For the first time in recent memory, tuition for University of Michigan students is in limbo as the Board of Regents failed Thursday to approve budgets that included hikes at all three campuses.

University officials recommended a tuition increase of 1.9% at the UM campuses in Ann Arbor and Dearborn, and a 3.9% increase at UM-Flint.

More: Michigan athletic department faces $26.1M budget deficit for 2020-21

After nearly all of the regents weighed and President Mark Schlissel spoke twice to the board, the regents voted 4-4 on the budgets and tuition increases.

Voting against the budget were Regents Denise Ilitch, Jordan Acker, Paul Brown and Shauna Ryder-Diggs.

 Before the vote, Schlissel said he asked for the tuition increase to make sure the university can continue its responsibility to steward the institution amid COVID and make sure UM has the money to invest in education and students “so this does not become a lost generation.”

Ilitch gave a lengthy speech saying UM has increased tuition for decades but that this is an unprecedented time.

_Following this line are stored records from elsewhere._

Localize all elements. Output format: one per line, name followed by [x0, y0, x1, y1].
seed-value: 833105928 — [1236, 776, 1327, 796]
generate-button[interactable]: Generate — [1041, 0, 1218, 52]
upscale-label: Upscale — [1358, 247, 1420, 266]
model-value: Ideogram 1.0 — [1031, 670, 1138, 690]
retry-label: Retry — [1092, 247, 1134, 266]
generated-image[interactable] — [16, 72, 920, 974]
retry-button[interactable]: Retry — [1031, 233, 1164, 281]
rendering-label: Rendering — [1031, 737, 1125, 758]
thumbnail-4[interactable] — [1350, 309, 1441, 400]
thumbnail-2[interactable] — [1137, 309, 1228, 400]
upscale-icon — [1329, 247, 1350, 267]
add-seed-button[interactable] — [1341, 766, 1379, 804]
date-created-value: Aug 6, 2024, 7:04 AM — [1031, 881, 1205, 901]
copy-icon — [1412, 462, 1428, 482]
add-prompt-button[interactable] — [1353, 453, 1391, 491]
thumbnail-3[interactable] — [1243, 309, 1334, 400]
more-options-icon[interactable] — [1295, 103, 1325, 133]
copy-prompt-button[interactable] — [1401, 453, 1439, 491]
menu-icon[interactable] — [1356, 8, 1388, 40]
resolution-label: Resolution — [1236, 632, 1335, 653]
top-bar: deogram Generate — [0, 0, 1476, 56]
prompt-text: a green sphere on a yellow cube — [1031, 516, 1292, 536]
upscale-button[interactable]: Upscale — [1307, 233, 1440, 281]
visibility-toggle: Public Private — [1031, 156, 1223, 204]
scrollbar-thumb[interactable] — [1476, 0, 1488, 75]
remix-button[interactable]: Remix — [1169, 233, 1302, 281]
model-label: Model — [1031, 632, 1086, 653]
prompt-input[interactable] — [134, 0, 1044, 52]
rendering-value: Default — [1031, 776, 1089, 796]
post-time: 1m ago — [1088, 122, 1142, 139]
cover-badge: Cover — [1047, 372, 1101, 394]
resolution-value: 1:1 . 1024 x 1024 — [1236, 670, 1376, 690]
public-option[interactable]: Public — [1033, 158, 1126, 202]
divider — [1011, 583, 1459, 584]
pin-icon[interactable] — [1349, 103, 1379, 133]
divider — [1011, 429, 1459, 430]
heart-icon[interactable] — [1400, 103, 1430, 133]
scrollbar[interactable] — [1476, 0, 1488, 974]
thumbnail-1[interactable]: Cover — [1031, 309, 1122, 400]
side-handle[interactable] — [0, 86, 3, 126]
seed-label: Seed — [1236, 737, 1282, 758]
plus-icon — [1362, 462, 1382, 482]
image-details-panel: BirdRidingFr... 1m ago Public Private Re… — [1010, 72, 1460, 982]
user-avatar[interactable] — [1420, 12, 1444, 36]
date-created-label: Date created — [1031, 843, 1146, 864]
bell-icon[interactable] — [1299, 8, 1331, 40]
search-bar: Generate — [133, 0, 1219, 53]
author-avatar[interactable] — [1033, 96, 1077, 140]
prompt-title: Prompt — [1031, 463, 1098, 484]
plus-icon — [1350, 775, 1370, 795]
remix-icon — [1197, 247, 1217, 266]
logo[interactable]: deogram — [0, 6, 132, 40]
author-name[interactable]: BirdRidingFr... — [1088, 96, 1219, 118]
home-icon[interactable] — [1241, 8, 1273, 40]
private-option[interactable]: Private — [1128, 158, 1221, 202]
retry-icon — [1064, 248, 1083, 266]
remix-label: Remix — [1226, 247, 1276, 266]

She noted that the university could tap into its endowment or the $1 million line of credit it recently approved, and said it was “plain wrong” to increase tuition when the nation is grappling with massive unemployment, businesses that are closing, families that are taking pay cuts and more.

After the vote, Schlissel said the university will not have a budget by July 1, and he directed officials to bring another one to the July meeting.

The regents did approve a resolution calling for the university remain neutral in union organizing drives, allow a “card check” to certify bargaining units instead of secret ballots, and requiring both sides to jointly communicate agreements to potential members.

The vote was 6-1, with Ron Weiser the lone dissenter. Katherine White left the meeting and did not vote.

“I support neutrality, but feel there has not been public input,” Weiser said. He proposed an amendment but no one seconded it.

Acker explained his vote this way: “Neutrality is a strong way forward.”